Il est impossible, à la lecture de cette page, de ne pas penser au dialogue De la lecture des vieux romans, écrit entre la fin 1646 et le début 1647. Il ne fait aucun doute que le dialogue se réfère implicitement au Jugement de La Mothe Le Vayer à peine publié36 . Mais il s’agissait d’une discussion, non pas d’une réaction polémique. Dans le cours du Jugement l’opposition entre fable et histoire énoncée par La Mothe Le Vayer dans l’avant-propos réapparaît à plusieurs reprises sous des formes de plus en plus complexes et nuancées, à commencer par le premier chapitre consacré à Hérodote. Depuis l’Antiquité, son œuvre d’historien a été accusée d’être fictive (fabula) et mensongère : Henri Estienne (Stephanus), le premier éditeur de Sextus Empiricus, a rejeté cette accusation. Dans son Apologia pro Herodoto il revendique la véridicité d’Hérodote sur la base des relations des voyageurs du Nouveau Monde37 . La défense de La Mothe Le Vayer se fonde en revanche sur un argument interne au texte d’Hérodote :

On ne peut pas dire qu’il ait indifféremment mêlé la vérité avec le mensonge sans les distinguer, ni qu’il ait été menteur, encore que souvent il  ait retiré les mensonges des autres, à quoi les plus exactes lis de l’histoire ne s’opposent pas. Certes au contraire ces mêmes lois nous obligent à rapporter les voix qui ont couru, et les opinions différentes des hommes, comme il a su fort bien l’observer dans sa Polymnie au sujet des Argiens, par un avis qu’il veut qui serve à toute sa composition38 .

De fait, Hérodote a revendiqué avec les paroles les plus nettes la distance qui le sépare de sa matière : « Pour moi, si j’ai le devoir de rapporter ce qu’on a dit, je ne suis certainement pas obligé d’y croire – qu’on tienne compte de cette réserve d’un bout à l’autre de l’ouvrage39 . » (VII, 152). La Mothe Le Vayer étend cette indication à l’historiographie en général. Nul ne le montrerait mieux que Polybe, à qui il fut reproché injustement d’être moins historiens que philosophe40. Entre histoire et philosophie, il existe une affinité profonde : l’histoire peut être définie comme une « philosophie remplie d’exemples41  ». À la fin du sixième livre des Histoires (poursuit La Mothe Le Vayer), Polybe observe 

que la superstition qui était réputée vicieuse parmi toutes les autres nations passait pour une vertu entre les Romains. Si l’on pouvait, dit-il, former une République, qui ne fût composée que d’hommes sages et vertueux, il faut avouer que toutes ces opinions fabuleuses des dieux et des Enfers, seraient tout à fait superflues. Mais puisqu’il n’y a point d’État dont le peuple ne soit, tel que nous le voyons, sujet à toute sorte de dérèglement et de méchantes actions, il faut se servir pour le réprimer des craintes imaginaires qu’imprime notre religion et des terreurs paniques de l’autre monde que les Anciens ont si prudemment introduites pour cela, qu’elles ne peuvent être contredite aujourd’hui que par des personnes téméraires ou qui ne sont pas dans le bon usage de la raison42 .
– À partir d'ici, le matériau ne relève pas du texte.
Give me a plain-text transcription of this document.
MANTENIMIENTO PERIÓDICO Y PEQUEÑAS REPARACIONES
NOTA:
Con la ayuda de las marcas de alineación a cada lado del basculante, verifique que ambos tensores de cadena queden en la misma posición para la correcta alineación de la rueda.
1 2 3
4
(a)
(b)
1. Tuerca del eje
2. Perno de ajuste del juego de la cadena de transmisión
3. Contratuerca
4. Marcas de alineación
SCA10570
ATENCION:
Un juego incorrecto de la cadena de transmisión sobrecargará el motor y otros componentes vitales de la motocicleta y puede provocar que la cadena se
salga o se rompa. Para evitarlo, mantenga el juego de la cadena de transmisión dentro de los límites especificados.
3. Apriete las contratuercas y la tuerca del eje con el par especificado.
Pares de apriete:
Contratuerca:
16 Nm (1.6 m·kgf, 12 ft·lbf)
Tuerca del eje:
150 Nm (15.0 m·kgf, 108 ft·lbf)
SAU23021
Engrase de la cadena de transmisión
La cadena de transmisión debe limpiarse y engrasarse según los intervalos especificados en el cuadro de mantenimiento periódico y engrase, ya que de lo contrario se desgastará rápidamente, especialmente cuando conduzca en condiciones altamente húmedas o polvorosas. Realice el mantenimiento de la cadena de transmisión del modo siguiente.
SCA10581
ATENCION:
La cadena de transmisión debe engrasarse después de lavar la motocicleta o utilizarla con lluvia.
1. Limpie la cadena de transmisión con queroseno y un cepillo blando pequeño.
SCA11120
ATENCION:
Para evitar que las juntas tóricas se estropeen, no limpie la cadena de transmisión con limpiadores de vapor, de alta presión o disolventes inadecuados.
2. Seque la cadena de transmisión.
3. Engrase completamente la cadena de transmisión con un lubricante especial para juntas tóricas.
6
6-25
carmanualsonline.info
À travers une page célèbre du philosophe-historien Polybe (VI, 56, 6-15) La Mothe Le Vayer proposait à nouveau la thèse de l’origine et de la fonction politique de la religion, chère aux libertins érudits43 . Protégé par le bouclier de la citation, La Mothe Le Vayer pouvait tranquillement évoquer les « craintes imaginaires qu’imprime notre religion ». Le lecteur déniaisé comprenait sans peine qu’il ne s’agissait pas seulement de la religion des Romains. Aujourd’hui comme alors, il faut tenir le peuple en respect par la terreur d’un enfer inexistant. Aujourd’hui comme alors ce genre de vérité n’est connue que de quelques privilégiés. Polybe appartient à ces derniers. Essayer de le présenter comme un homme « fort attaché à la religion de son temps » est impossible : c’est en vain, remarque non sans ironie La Mothe Le Vayer, que Casaubon a essayé de le défendre à tout prix44 .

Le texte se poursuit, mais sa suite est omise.